In late October the federal government created a couple of working groups with the goal of helping Canadian dairy and poultry farmers adjust to the U.S.-Mexico-Canada Agreement and the Comprehensive and Progressive Agreement for Trans-Pacific Partnership.
There may be a simpler way to help Canada’s poultry and dairy farmers adjust to trade, says an economist from the University of California Davis: get rid of supply management and allow farmers to export chicken and dairy products to the world.
“We are holding back innovation and gains from trade in order to shore up the status quo,” said Colin Carter, distinguished professor of agricultural economics at UC Davis.
In 2016, Carter and Pierre Merel, also of UC Davis, wrote a paper called the Hidden Costs of Supply Management in a Small Market, which was published in the Canadian Journal of Economics.
In the paper, they argued that supply management is hurting Canada’s dairy and chicken industries because producers and processors cannot export to a world hungry for chicken meat and dairy products.
“After decades of taxing Canadian consumers through artificially high domestic prices, certain prominent supply management programs in Canada may be close to harming Canadian producers themselves,” they wrote.
”That is, the long-run opportunity costs of these programs could be on the rise as they prevent Canadian producers from serving a growing world demand for high-value processed animal products.”
The UC Davis economists cited an agricultural outlook for 2015-24 from the Organization for Economic Co-operation and Development and the United Nations’ Food and Agriculture Organization. In the report, the OECD and FAO said:
- Demand for chicken is expected to increase by 27 percent in 2023 from 2014.
- In the same period, global demand for milk products will likely increase by 30 percent.
Losing out on that demand growth, mostly in emerging economies, is damaging because Canada has a number of advantages when it comes to animal agriculture, Carter and Merel said:
- Canada has a large supply of relatively cheap feedgrain.
- Canada’s cold climate helps control animal disease.
- Canadian farmers and scientists are experts in managing animal facilities.
- Canada has an abundance of relatively cheap land, which “could be turned into centres of industrial animal production.”
That’s why Western Canada has three major pork processing plants and is a substantial player in the global pork trade.
Using those same advantages, Western Canada could dramatically boost broiler chicken production in the region — if supply management was eliminated.
“I would expect that proximity to feedgrains would be a big plus for location in Western Canada. Feed accounts for a very large share of the costs of production,” said Carter, who grew up on a grain farm in Alberta and was an assistant professor at the University of Manitoba before joining UC Davis.
In their paper, Carter and Merel make the same point four or five times: when academics, industry reps and politicians talk about supply management, there’s too much discussion around imports and how those imports hurt Canadian producers.
Instead, more attention should be paid to exports and the lost opportunity for producers.
“Growing export opportunities in dairy and poultry products, which currently represent a largely untapped source of economic surplus for Canada, should be seen as a catalyst for SM (supply management) reform,” they wrote.
“Our model suggests that Canadian producers could collectively be better off under trade liberalization compared to SM, especially for the broiler chicken industry.”

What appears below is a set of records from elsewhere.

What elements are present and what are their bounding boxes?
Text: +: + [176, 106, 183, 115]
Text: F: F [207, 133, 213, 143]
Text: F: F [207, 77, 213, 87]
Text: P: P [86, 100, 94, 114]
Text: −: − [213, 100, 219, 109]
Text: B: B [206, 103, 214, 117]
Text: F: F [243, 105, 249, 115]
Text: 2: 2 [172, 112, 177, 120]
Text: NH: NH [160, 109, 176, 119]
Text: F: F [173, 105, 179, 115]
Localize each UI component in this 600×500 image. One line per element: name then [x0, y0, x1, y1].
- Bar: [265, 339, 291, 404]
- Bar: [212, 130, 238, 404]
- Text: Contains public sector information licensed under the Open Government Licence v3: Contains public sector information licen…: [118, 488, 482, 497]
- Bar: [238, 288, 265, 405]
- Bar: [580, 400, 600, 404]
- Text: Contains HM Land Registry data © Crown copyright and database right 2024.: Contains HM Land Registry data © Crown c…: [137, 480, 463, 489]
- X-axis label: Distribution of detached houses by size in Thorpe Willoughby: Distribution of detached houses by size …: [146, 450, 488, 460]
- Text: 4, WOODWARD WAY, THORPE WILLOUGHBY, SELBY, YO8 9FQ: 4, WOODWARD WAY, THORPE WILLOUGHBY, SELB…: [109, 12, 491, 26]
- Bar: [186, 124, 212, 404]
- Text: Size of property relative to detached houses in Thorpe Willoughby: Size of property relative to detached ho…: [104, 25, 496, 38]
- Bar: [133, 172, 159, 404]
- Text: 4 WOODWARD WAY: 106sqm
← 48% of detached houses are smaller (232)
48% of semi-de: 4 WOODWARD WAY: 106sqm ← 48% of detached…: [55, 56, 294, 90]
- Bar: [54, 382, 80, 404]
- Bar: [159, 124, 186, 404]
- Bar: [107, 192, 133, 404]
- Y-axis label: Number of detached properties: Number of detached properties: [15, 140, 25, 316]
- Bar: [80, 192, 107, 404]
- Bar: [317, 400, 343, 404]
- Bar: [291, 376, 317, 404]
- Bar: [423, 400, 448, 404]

The Western Producer contacted the Chicken Farmers of Canada for comment, but it did not respond by press time.
In an Oct. 1 news release, following the announcement of the USMCA deal, the Chicken Farmers of Canada emphasized that imports are a threat to Canadian farmers.
“When more access is given, production decreases in Canada,” said chair Benoit Fontaine.
“This results in lost jobs, lost production and … not to mention the reduction in the contribution to Canada’s economy.”
Defenders of supply management have said that Canada can’t compete with the U.S. in the dairy or chicken industries because of illegal immigrants and lower labour costs in the U.S.
Carter doesn’t buy that argument. Labour is a factor in production and processing of animal proteins, but it’s not a deal breaker.
“If labour were the driving force, you would expect the broiler industry to have grown in places like Mexico. As far as I know, Mexico is quite an important importer of broiler chicken from the U.S.”
Chicken production by the numbers:
- In 2017 Canada produced $2.5 billion worth of chicken products.
- Canada produced 1.2 billion kilograms of chicken (eviscerated weight) in 2017. Of that, 60.7 percent came from farms in Quebec and Ontario.
- In 2017 the United States produced US$30.2 billion in broiler chickens.
- Georgia is the No. 1 state for chicken, producing a value of US$4.4 billion in 2017.